Przechodząc zaś do meritum sprawy… Cała trasa jest łatwa i przyjemna. Na najwyższy punkt wycieczki, czyli Stóg Izerski, będący jednym z najwyższych szczytów Gór Izerskich, wjeżdżamy wygodnie kolejką gondolową. To wiąże się z jakimś wydatkiem, ale czego się nie robi dla wygody, prawda? Z naszym szkrabem (w komplecie z wózkiem) nasze priorytety się znacznie zmieniły.
Z racji tego, że kupujemy bilet tylko w jedną stronę, wychodzi nieco taniej (ale znowu bez przesady). Aktualny cennik znajdziecie na stronie spółki obsługującej kolej gondolową SKI & SUN Świeradów Zdrój – link tutaj.
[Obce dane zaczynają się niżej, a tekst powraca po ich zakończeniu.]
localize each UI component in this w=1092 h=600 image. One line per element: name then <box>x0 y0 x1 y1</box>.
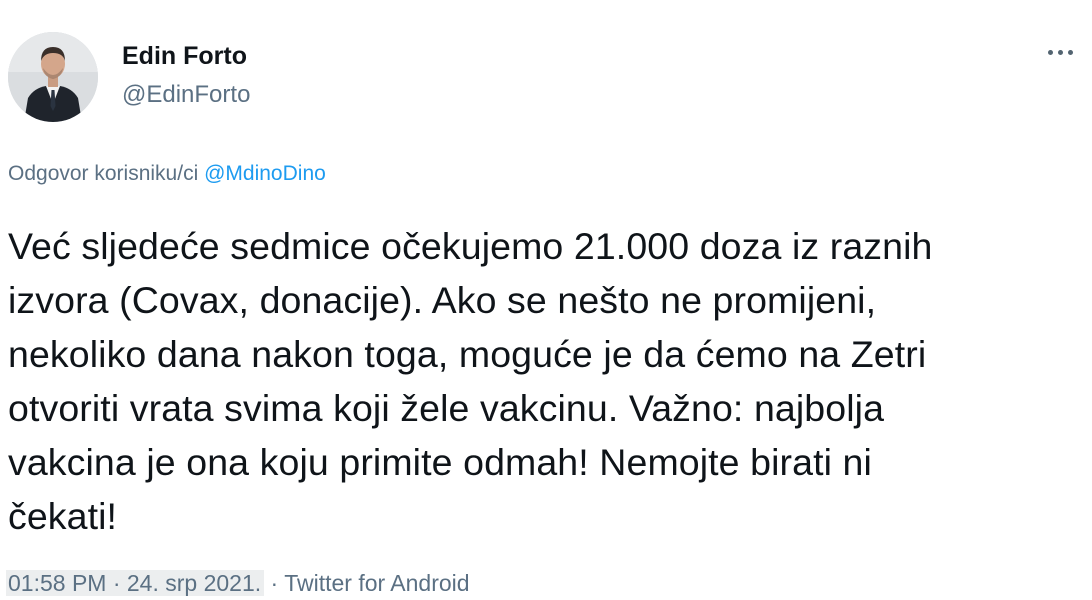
reply-mention-link[interactable]: @MdinoDino <box>204 162 326 185</box>
tweet-card: Edin Forto @EdinForto Odgovor korisniku/… <box>0 0 1092 600</box>
tweet-text-line: otvoriti vrata svima koji žele vakcinu. … <box>8 387 885 429</box>
footer-separator: · <box>270 570 279 596</box>
more-dot <box>1047 49 1053 55</box>
tweet-text-line: Već sljedeće sedmice očekujemo 21.000 do… <box>8 225 933 267</box>
more-horizontal-icon[interactable] <box>1040 40 1080 64</box>
reply-context: Odgovor korisniku/ci @MdinoDino <box>8 159 326 189</box>
tweet-timestamp[interactable]: 01:58 PM · 24. srp 2021. <box>6 570 265 596</box>
tweet-text: Već sljedeće sedmice očekujemo 21.000 do… <box>8 219 1083 543</box>
tweet-text-line: vakcina je ona koju primite odmah! Nemoj… <box>8 441 872 483</box>
more-dot <box>1057 49 1063 55</box>
tweet-text-line: izvora (Covax, donacije). Ako se nešto n… <box>8 279 877 321</box>
more-dot <box>1067 49 1073 55</box>
tweet-source[interactable]: Twitter for Android <box>284 570 469 596</box>
author-display-name[interactable]: Edin Forto <box>122 40 247 72</box>
tweet-footer: 01:58 PM · 24. srp 2021. · Twitter for A… <box>6 566 470 600</box>
reply-prefix: Odgovor korisniku/ci <box>8 162 199 185</box>
tweet-text-line: nekoliko dana nakon toga, moguće je da ć… <box>8 333 927 375</box>
avatar-photo <box>8 32 98 122</box>
avatar[interactable] <box>8 32 98 122</box>
tweet-text-line: čekati! <box>8 495 118 537</box>
author-handle[interactable]: @EdinForto <box>122 79 250 111</box>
Trasa ma zaledwie 4,7 km, a jej przejście teoretycznie powinno zająć nieco ponad godzinę. Jednak z uwagi na naszego malucha, trzeba to potraktować z przymrużeniem oka (nasz dotychczasowy rekord to 3 godzinna wycieczka, która rozciągnęła się do 8 godzin). To była jednak inna trasa, a my wędrowaliśmy z trójką maluchów, więc sami rozumiecie…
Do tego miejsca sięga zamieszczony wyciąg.